Glaucoma patients with comorbid conditions have a higher medication burden which, according to this study, may contribute to declining adherence to drops over time. To keep these patients on track, researchers suggest integrating glaucoma treatment into comprehensive chronic disease management plans. Photo: Getty Images.

Getting glaucoma patients to adhere to their drop regimens is a perennial challenge for eyecare providers, with noncompliance rates ranging from 30% to 50%. Studies have pinpointed numerous barriers to glaucoma medication adherence, such as high out-of-pocket costs, discomfort or difficulty instilling drops, simple forgetfulness and insufficient glaucoma-related knowledge, to name a few. A recent study published in American Journal of Ophthalmology identified another barrier to add to this list: the presence of comorbidities. Its authors found that the higher medication burden in glaucoma patients with comorbid conditions may lead to reduced priority for glaucoma treatment, given that glaucoma often has less prominent symptoms.

To help determine the impact of comorbidities on glaucoma drop adherence, data was gathered from National Health Insurance claims on 50,408 patients with newly diagnosed glaucoma who were followed for up to five years. Researchers used a metric called the Deyo-Charlson Comorbidity Index to identify patient comorbidities and another known as the medication possession ratio (MPR) to assess adherence, calculated by dividing the total number of days a patient had a supply of glaucoma medication by 365.

The researchers found that compared with people without comorbidity, patients with at least one comorbidity exhibited higher MPR (equating to better medication adherence) in the first two years following glaucoma onset. However, in the long term, these patients had significantly lower medication adherence, specifically in the fourth and fifth years after glaucoma onset.
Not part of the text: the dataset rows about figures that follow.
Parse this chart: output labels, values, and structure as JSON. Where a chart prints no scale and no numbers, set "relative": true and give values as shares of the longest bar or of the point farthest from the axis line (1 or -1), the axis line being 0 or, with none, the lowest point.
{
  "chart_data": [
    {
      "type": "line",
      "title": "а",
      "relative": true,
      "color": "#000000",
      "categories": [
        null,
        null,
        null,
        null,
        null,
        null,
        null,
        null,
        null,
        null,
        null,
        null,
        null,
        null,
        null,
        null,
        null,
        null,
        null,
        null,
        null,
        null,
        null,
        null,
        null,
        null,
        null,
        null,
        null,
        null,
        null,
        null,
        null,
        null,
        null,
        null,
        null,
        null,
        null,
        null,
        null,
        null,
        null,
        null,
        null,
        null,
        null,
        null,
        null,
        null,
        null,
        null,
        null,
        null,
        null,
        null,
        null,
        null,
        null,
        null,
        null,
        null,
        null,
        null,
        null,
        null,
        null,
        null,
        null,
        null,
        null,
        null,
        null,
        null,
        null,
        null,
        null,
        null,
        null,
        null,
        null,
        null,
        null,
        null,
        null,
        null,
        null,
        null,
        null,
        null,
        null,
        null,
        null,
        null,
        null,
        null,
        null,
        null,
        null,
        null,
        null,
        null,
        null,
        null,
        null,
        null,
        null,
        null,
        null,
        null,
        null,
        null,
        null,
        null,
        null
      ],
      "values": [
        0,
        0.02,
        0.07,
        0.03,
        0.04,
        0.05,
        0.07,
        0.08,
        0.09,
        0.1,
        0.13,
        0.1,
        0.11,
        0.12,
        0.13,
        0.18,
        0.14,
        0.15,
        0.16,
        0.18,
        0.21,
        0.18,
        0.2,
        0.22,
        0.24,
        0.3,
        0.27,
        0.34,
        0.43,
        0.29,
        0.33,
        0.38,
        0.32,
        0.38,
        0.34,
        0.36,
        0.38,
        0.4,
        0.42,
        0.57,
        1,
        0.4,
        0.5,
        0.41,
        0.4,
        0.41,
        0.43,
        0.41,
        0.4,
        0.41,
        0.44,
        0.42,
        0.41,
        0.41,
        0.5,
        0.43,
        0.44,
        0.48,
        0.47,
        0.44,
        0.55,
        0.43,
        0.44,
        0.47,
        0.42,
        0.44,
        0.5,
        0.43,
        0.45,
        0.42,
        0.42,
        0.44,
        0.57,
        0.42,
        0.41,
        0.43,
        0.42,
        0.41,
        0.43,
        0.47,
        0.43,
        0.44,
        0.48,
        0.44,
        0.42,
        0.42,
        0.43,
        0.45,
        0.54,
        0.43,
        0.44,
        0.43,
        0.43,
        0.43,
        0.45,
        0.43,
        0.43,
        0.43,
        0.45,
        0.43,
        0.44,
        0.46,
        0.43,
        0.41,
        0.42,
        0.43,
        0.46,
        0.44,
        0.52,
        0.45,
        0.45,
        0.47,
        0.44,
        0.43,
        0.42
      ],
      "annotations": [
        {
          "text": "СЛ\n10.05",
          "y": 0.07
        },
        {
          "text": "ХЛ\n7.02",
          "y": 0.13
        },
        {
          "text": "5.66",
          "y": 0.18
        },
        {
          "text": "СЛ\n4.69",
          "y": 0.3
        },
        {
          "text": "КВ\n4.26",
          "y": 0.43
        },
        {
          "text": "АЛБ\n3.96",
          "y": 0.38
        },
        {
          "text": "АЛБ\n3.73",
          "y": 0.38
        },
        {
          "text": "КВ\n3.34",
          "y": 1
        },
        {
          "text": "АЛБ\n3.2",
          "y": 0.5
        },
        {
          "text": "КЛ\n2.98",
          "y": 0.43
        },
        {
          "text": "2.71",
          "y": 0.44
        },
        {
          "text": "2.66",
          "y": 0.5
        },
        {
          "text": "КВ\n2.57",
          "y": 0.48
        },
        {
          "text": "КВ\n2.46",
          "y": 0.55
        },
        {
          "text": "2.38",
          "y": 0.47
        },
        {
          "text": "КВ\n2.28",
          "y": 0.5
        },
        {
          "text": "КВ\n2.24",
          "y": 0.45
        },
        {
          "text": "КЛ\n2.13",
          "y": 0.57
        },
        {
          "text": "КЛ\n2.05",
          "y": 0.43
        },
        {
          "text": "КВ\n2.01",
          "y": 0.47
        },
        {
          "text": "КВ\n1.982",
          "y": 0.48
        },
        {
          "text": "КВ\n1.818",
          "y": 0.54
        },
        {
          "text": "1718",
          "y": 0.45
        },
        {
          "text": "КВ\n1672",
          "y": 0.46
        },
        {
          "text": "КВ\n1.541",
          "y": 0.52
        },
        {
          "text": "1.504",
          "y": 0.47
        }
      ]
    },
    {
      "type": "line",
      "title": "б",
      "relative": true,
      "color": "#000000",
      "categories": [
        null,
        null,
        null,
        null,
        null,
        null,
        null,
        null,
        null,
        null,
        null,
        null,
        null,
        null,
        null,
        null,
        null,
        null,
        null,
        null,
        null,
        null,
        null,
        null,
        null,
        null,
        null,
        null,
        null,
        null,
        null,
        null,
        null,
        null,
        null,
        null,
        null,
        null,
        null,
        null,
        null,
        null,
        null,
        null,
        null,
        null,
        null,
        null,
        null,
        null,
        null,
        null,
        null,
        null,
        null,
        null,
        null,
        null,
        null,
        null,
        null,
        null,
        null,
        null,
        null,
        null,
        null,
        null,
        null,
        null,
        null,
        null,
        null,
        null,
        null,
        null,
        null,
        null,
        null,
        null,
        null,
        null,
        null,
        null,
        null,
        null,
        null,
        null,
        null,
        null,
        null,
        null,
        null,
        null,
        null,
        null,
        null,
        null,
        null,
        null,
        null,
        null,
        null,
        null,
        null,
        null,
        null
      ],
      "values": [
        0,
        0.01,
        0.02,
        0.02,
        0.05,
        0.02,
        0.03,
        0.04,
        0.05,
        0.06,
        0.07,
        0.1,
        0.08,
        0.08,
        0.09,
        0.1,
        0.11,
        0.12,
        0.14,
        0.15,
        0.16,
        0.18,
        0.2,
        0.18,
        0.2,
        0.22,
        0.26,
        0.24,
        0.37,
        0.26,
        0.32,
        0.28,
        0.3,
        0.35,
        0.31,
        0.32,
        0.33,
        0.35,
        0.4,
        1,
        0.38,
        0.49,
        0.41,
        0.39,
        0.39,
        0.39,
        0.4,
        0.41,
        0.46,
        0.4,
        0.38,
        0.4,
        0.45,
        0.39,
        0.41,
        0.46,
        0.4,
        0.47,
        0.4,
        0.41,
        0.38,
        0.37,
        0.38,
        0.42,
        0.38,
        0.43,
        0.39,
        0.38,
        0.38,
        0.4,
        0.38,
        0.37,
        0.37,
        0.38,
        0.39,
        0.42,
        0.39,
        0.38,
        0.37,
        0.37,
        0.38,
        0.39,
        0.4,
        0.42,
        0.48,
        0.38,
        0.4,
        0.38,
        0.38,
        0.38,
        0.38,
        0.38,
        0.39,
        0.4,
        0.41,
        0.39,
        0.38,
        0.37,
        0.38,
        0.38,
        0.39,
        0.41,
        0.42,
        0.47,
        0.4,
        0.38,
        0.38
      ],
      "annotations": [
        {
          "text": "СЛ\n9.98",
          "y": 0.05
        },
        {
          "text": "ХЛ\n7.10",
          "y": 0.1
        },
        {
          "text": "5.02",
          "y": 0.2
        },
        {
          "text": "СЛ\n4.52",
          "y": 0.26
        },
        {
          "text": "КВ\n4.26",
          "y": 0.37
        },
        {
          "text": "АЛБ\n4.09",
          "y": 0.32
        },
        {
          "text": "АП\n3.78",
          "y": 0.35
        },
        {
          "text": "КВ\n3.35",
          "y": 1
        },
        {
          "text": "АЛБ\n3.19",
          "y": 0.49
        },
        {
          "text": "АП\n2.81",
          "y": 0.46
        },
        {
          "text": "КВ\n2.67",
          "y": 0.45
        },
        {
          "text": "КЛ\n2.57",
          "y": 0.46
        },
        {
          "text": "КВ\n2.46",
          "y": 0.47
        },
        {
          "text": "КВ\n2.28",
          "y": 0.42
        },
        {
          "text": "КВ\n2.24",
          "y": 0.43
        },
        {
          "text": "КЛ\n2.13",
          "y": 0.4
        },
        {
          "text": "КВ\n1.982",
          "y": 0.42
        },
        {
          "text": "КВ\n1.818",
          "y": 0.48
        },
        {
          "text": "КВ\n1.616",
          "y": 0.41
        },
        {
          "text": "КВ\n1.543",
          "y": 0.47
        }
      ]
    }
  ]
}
In their paper on the study, the authors offered a possible explanation for the observed pattern of declining adherence among patients. “Individuals with higher comorbidity scores are more likely to visit healthcare facilities for the management of their comorbidities,” they wrote. “More frequent physician visits are associated with higher medication adherence. However, in the long term, the burden of managing multiple chronic diseases may become increasingly high.”

Aligning with this theory, the data also revealed that the degree of nonadherence increased with the number of comorbidities. “Patients with a higher number of comorbidities had a significantly lower probability of having persistent high adherence over the next five years after glaucoma onset,” the researchers wrote in their paper. By year five, they reported that patients with more than four comorbidities displayed nearly a 12% reduction in glaucoma drop adherence.

“Managing multiple comorbidities necessitates complex treatment plans and multiple medications, increasing the complexity of the medication regimen,” which can make adherence more difficult, the authors explained. They add that some comorbidities are clinically dominant (e.g., end-stage renal disease) or highly symptomatic (e.g., chronic pain), which “may divert attention away from glaucoma, which typically lacks immediate fatal consequences or clear symptoms.”

To help improve medication adherence among glaucoma patients with comorbidities, which is crucial for achieving positive outcomes, the study authors emphasize “the importance of integrating glaucoma treatment into comprehensive chronic disease management plans.”

Hou CH, Pu C. Long-term effect of systemic comorbidity on glaucoma medication adherence. Am J Ophthalmol. January 24, 2024. [Epub ahead of print].